What does this mean for gender justice in national and international climate processes and negotiations? Some recommendations:
🔹 Women’s full participation at all levels of environmental and climate governance is crucial.Women and girls are currently underrepresented in climate decision-making and leadership positions. This needs to be increased throughout climate and environmental governance and sectors relevant for transitioning to an inclusive, circular, and regenerative green economy.
🔹 Gender equality needs to be mainstreamed into country’s national plans to reduce national emissions and adapt to the impacts of climate change. They must create a just and equitable transition for all and ensure that climate solutions are gender-just and inclusive of indigenous peoples and local communities, their knowledge, and practices.
🔹Just climate solutions also require intersectional approaches to be integrated at every stage of development, implementation, and monitoring of climate policies, plans and solutions. In our deeply unequal societies, gender interacts with sexuality, race, national origin, age, class, disability, and other identities to shape people’s access to power and resources, leaving some disproportionately impacted by and vulnerable to climate disruption. An intersectional gender lens must be integrated at every stage and rhetoric must match reality.

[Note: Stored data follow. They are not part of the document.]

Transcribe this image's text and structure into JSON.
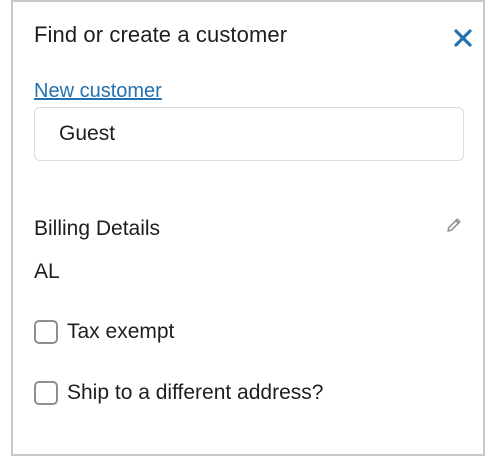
{
  "panel": {
    "title": "Find or create a customer",
    "close_icon": "close-icon",
    "accent_color": "#2271b1"
  },
  "customer": {
    "new_customer_link": "New customer",
    "search_value": "Guest"
  },
  "billing": {
    "title": "Billing Details",
    "edit_icon": "pencil-icon",
    "value": "AL"
  },
  "options": {
    "tax_exempt": {
      "label": "Tax exempt",
      "checked": false
    },
    "ship_different": {
      "label": "Ship to a different address?",
      "checked": false
    }
  }
}
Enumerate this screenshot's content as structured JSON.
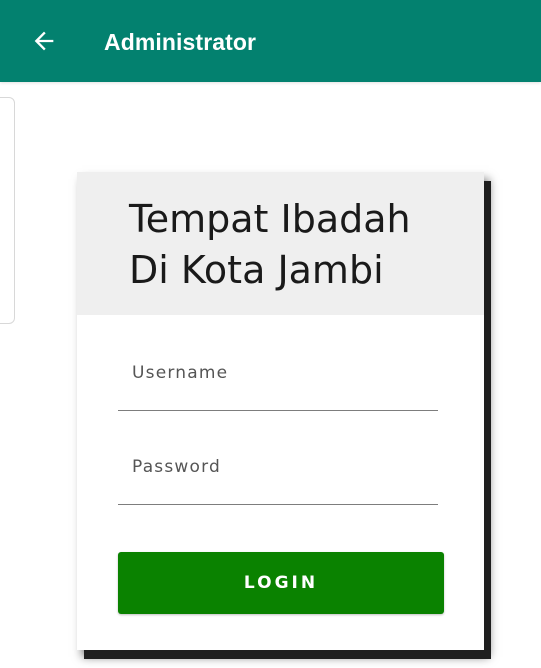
{
  "app_bar": {
    "back_icon": "arrow-left-icon",
    "title": "Administrator",
    "color": "#03816f"
  },
  "login_card": {
    "title_line1": "Tempat Ibadah",
    "title_line2": "Di Kota Jambi",
    "username": {
      "placeholder": "Username",
      "value": ""
    },
    "password": {
      "placeholder": "Password",
      "value": ""
    },
    "login_label": "LOGIN",
    "button_color": "#0a8200",
    "header_color": "#efefef"
  }
}
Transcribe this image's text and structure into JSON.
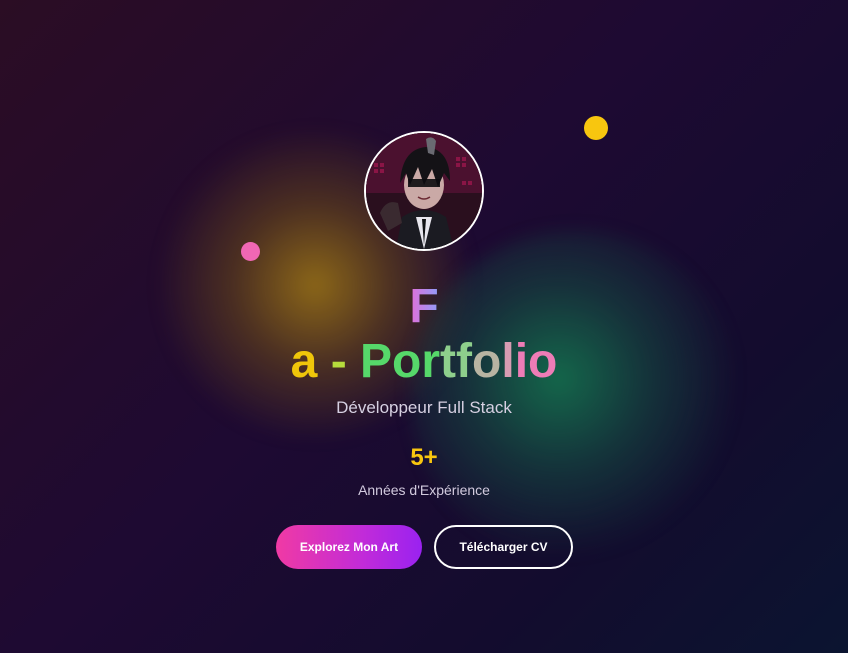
{
  "hero": {
    "title_line1": "F",
    "title_line2_parts": [
      "a",
      "-",
      "P",
      "o",
      "r",
      "t",
      "f",
      "o",
      "l",
      "i",
      "o"
    ],
    "subtitle": "Développeur Full Stack",
    "stat_number": "5+",
    "stat_label": "Années d'Expérience"
  },
  "buttons": {
    "primary_label": "Explorez Mon Art",
    "secondary_label": "Télécharger CV"
  },
  "colors": {
    "accent_yellow": "#f8c60f",
    "accent_pink": "#f067b4",
    "primary_gradient_start": "#f03aa4",
    "primary_gradient_end": "#9a22f0"
  },
  "avatar": {
    "icon": "profile-avatar-image"
  }
}
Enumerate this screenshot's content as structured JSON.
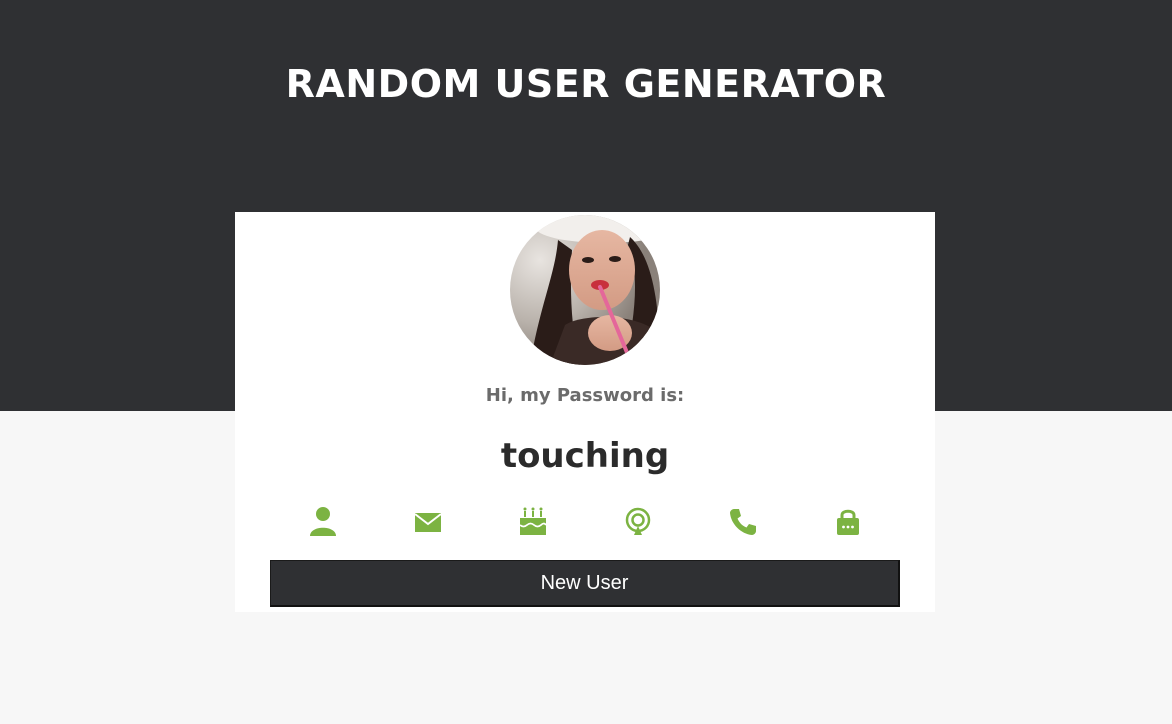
{
  "header": {
    "title": "RANDOM USER GENERATOR"
  },
  "card": {
    "avatar_alt": "user-photo",
    "label_title": "Hi, my Password is:",
    "label_value": "touching",
    "icons": [
      {
        "name": "person-icon",
        "active": false
      },
      {
        "name": "envelope-icon",
        "active": false
      },
      {
        "name": "birthday-cake-icon",
        "active": false
      },
      {
        "name": "location-pin-icon",
        "active": false
      },
      {
        "name": "phone-icon",
        "active": false
      },
      {
        "name": "lock-icon",
        "active": true
      }
    ],
    "button_label": "New User"
  },
  "colors": {
    "header_bg": "#2f3033",
    "page_bg": "#f7f7f7",
    "accent": "#7cb342",
    "button_bg": "#2f3033"
  }
}
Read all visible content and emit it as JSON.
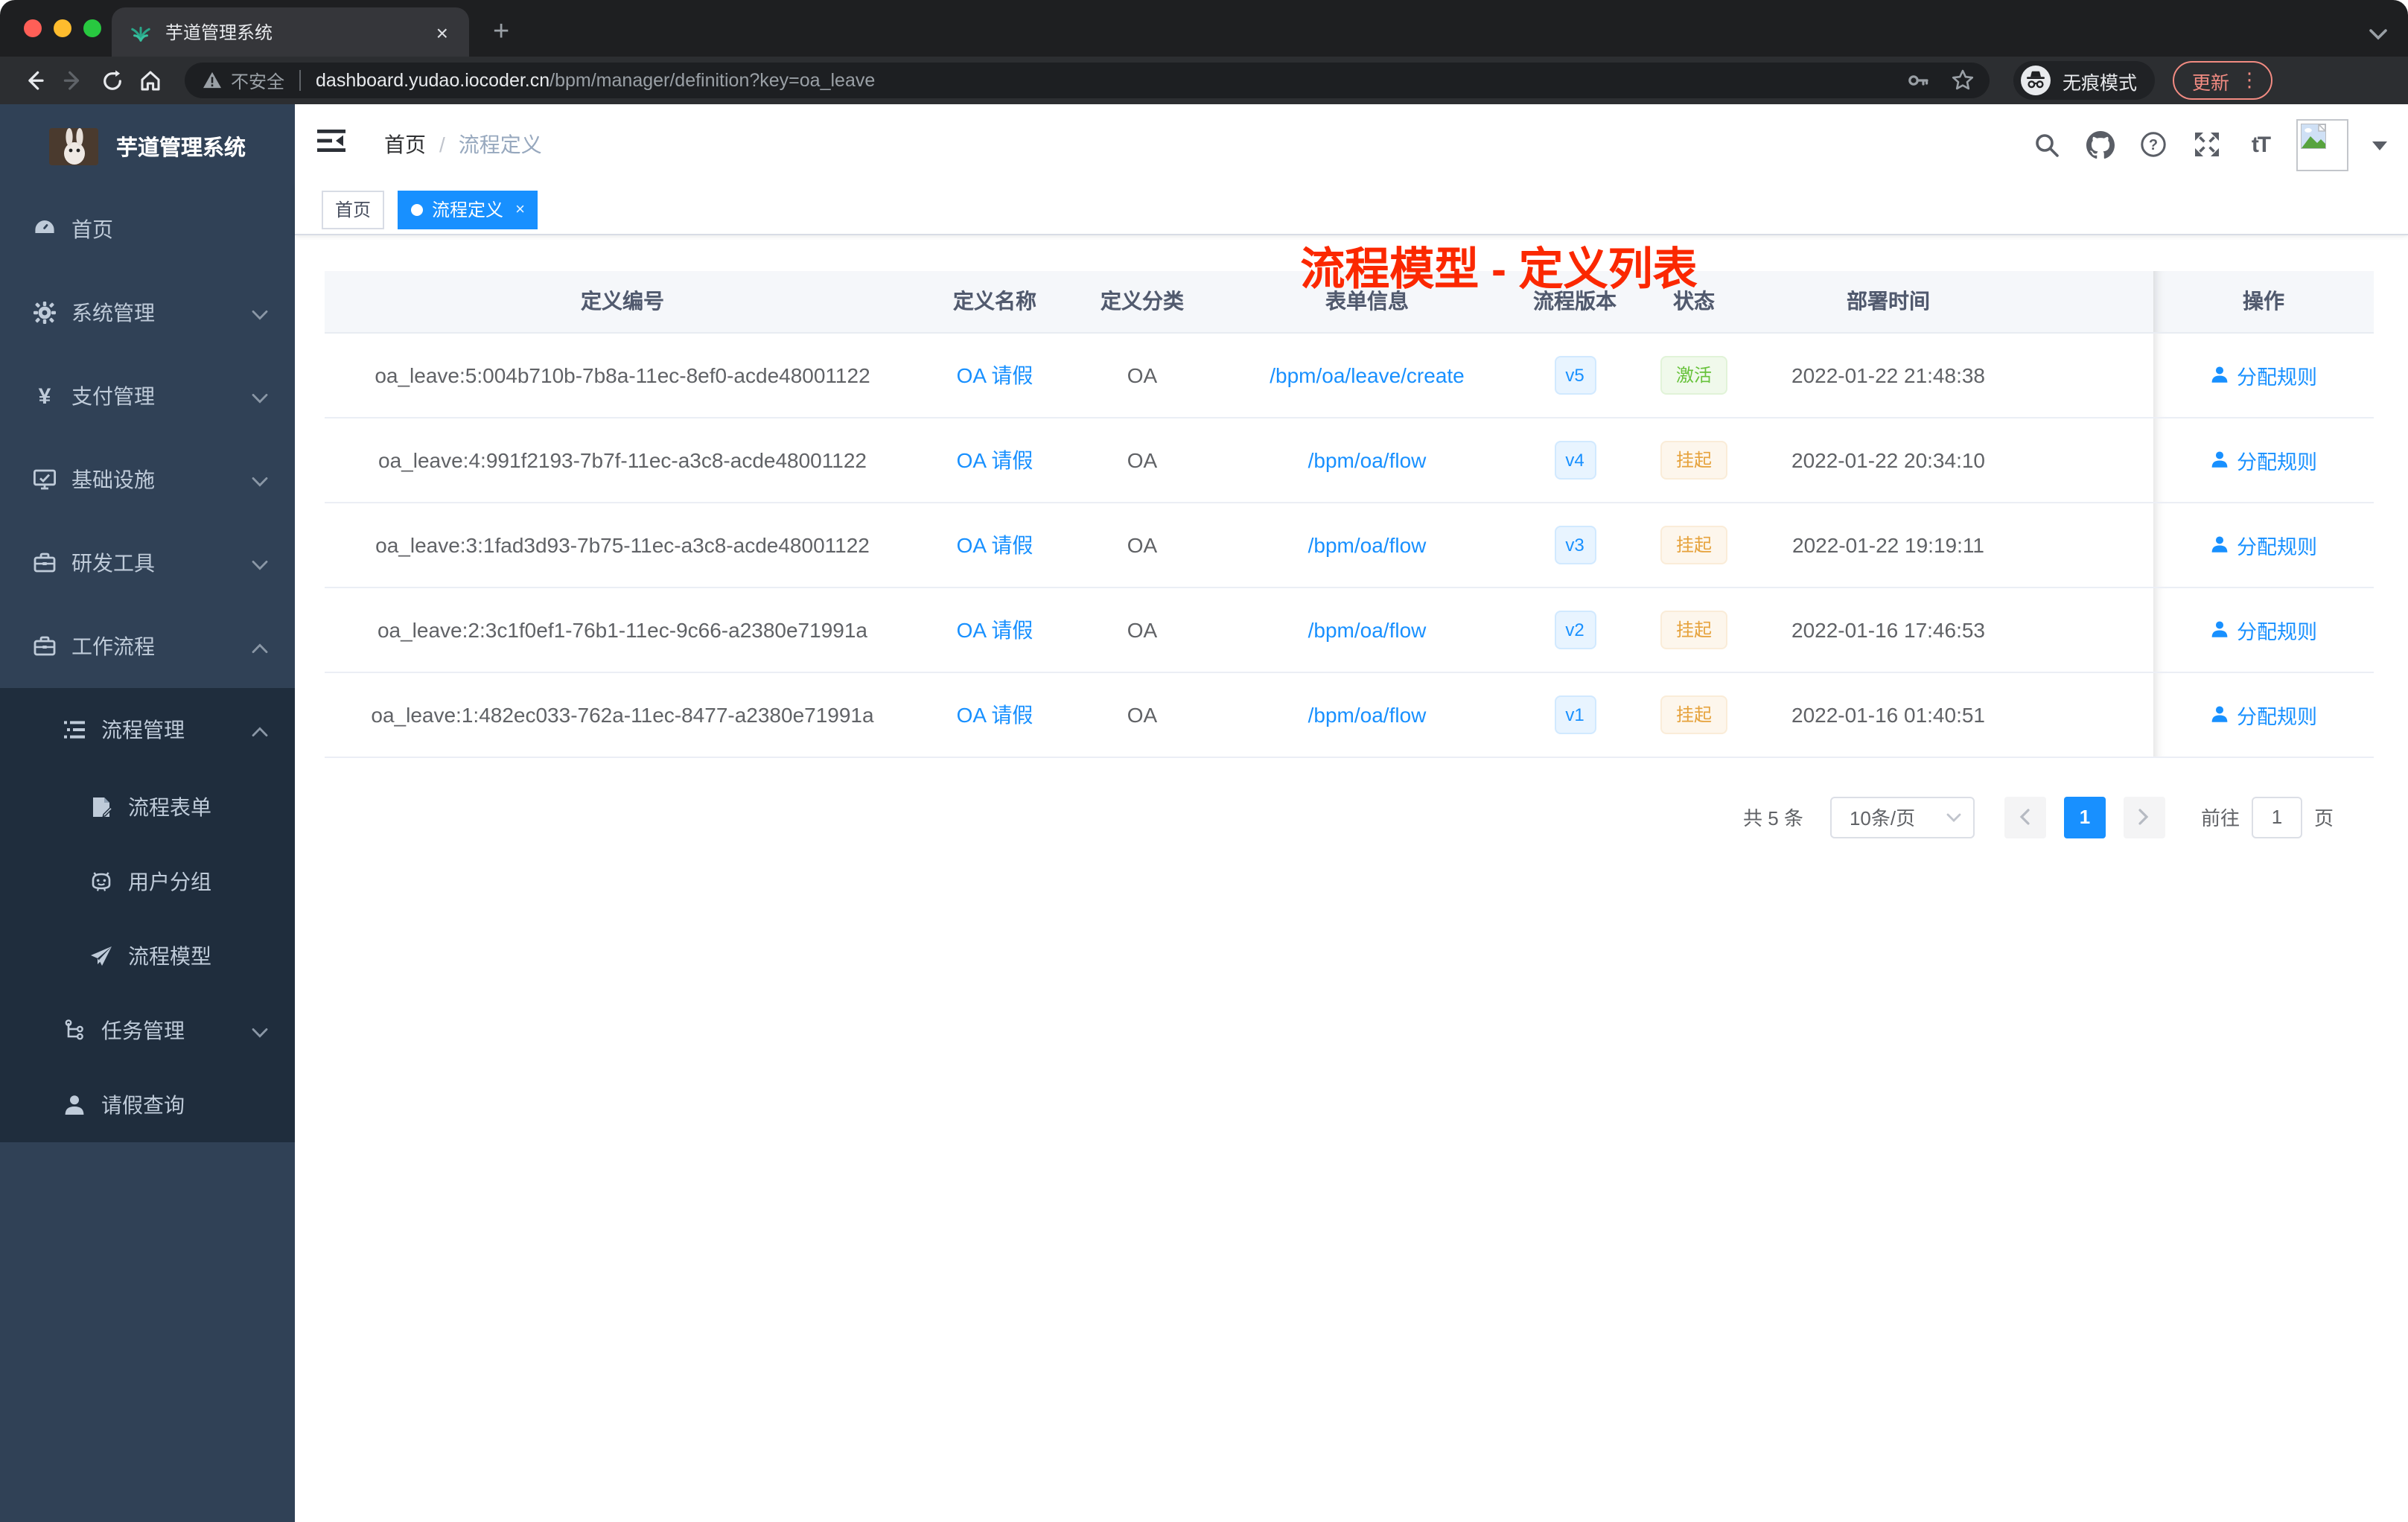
{
  "browser": {
    "tab_title": "芋道管理系统",
    "security_label": "不安全",
    "url_domain": "dashboard.yudao.iocoder.cn",
    "url_path": "/bpm/manager/definition?key=oa_leave",
    "incognito_label": "无痕模式",
    "update_label": "更新"
  },
  "glyphs": {
    "tab_close": "×",
    "new_tab": "+",
    "overflow_dots": "⋮",
    "tag_close": "×",
    "yen": "¥",
    "font_size": "tT"
  },
  "sidebar": {
    "brand": "芋道管理系统",
    "items": [
      {
        "label": "首页",
        "icon": "dashboard-icon"
      },
      {
        "label": "系统管理",
        "icon": "gear-icon"
      },
      {
        "label": "支付管理",
        "icon": "yen-icon"
      },
      {
        "label": "基础设施",
        "icon": "monitor-icon"
      },
      {
        "label": "研发工具",
        "icon": "toolbox-icon"
      },
      {
        "label": "工作流程",
        "icon": "toolbox-icon",
        "expanded": true
      },
      {
        "label": "流程管理",
        "icon": "tree-table-icon",
        "expanded": true
      },
      {
        "label": "流程表单",
        "icon": "form-icon"
      },
      {
        "label": "用户分组",
        "icon": "robot-icon"
      },
      {
        "label": "流程模型",
        "icon": "paper-plane-icon"
      },
      {
        "label": "任务管理",
        "icon": "tree-icon"
      },
      {
        "label": "请假查询",
        "icon": "user-icon"
      }
    ]
  },
  "header": {
    "breadcrumb_home": "首页",
    "breadcrumb_sep": "/",
    "breadcrumb_current": "流程定义",
    "annotation": "流程模型 - 定义列表"
  },
  "tags": {
    "home": "首页",
    "active": "流程定义"
  },
  "table": {
    "headers": [
      "定义编号",
      "定义名称",
      "定义分类",
      "表单信息",
      "流程版本",
      "状态",
      "部署时间",
      "操作"
    ],
    "rows": [
      {
        "id": "oa_leave:5:004b710b-7b8a-11ec-8ef0-acde48001122",
        "name": "OA 请假",
        "category": "OA",
        "form": "/bpm/oa/leave/create",
        "version": "v5",
        "status": "激活",
        "status_type": "success",
        "time": "2022-01-22 21:48:38",
        "action": "分配规则"
      },
      {
        "id": "oa_leave:4:991f2193-7b7f-11ec-a3c8-acde48001122",
        "name": "OA 请假",
        "category": "OA",
        "form": "/bpm/oa/flow",
        "version": "v4",
        "status": "挂起",
        "status_type": "warning",
        "time": "2022-01-22 20:34:10",
        "action": "分配规则"
      },
      {
        "id": "oa_leave:3:1fad3d93-7b75-11ec-a3c8-acde48001122",
        "name": "OA 请假",
        "category": "OA",
        "form": "/bpm/oa/flow",
        "version": "v3",
        "status": "挂起",
        "status_type": "warning",
        "time": "2022-01-22 19:19:11",
        "action": "分配规则"
      },
      {
        "id": "oa_leave:2:3c1f0ef1-76b1-11ec-9c66-a2380e71991a",
        "name": "OA 请假",
        "category": "OA",
        "form": "/bpm/oa/flow",
        "version": "v2",
        "status": "挂起",
        "status_type": "warning",
        "time": "2022-01-16 17:46:53",
        "action": "分配规则"
      },
      {
        "id": "oa_leave:1:482ec033-762a-11ec-8477-a2380e71991a",
        "name": "OA 请假",
        "category": "OA",
        "form": "/bpm/oa/flow",
        "version": "v1",
        "status": "挂起",
        "status_type": "warning",
        "time": "2022-01-16 01:40:51",
        "action": "分配规则"
      }
    ]
  },
  "pagination": {
    "total": "共 5 条",
    "page_size": "10条/页",
    "current_page": "1",
    "goto_label": "前往",
    "goto_value": "1",
    "page_unit": "页"
  },
  "colors": {
    "primary": "#1890ff",
    "success": "#67c23a",
    "warning": "#e6a23c",
    "annotation_red": "#fb2800",
    "sidebar_bg": "#304156",
    "submenu_bg": "#1f2d3d",
    "update_accent": "#f28b82"
  }
}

🔹 Ensuring gender justice in national and international climate processes requires adequate financing. While increased discussion of gender equality is warmly received, we want to see tangible results, and this requires funding to match the rhetoric.
🔹 Climate actions must promote gender responsive energy democracy and move us away from top-down, market-based approaches for energy production, distribution and control over natural resources and move towards an economy of care. The world needs to break free from fossil fuels and unsafe energy systems.
🔹 A gender responsive, ecosystem-based and community-driven approach to climate change adaptation and resilience is needed. This will allow us torestructure false solutions to climate change brought about by corporations who greenwash projects that bring about land grabs, genetically-modified foods, monocropping and heavy chemicals in industrialized agriculture as opposed to local community-led ecosystem restoration measures.
🔹 World leaders are encouraged to adopt gender-just climate policies that focus on the economic benefits of climate action, with a strong emphasis on job creation. Covid-19 has highlighted the need for real, transformative change in the way we think about economic policy domestically and internationally. This transformation must center around and resource care work, investing in unpaid care work and social protection and acknowledging the contributions of women and girls in it.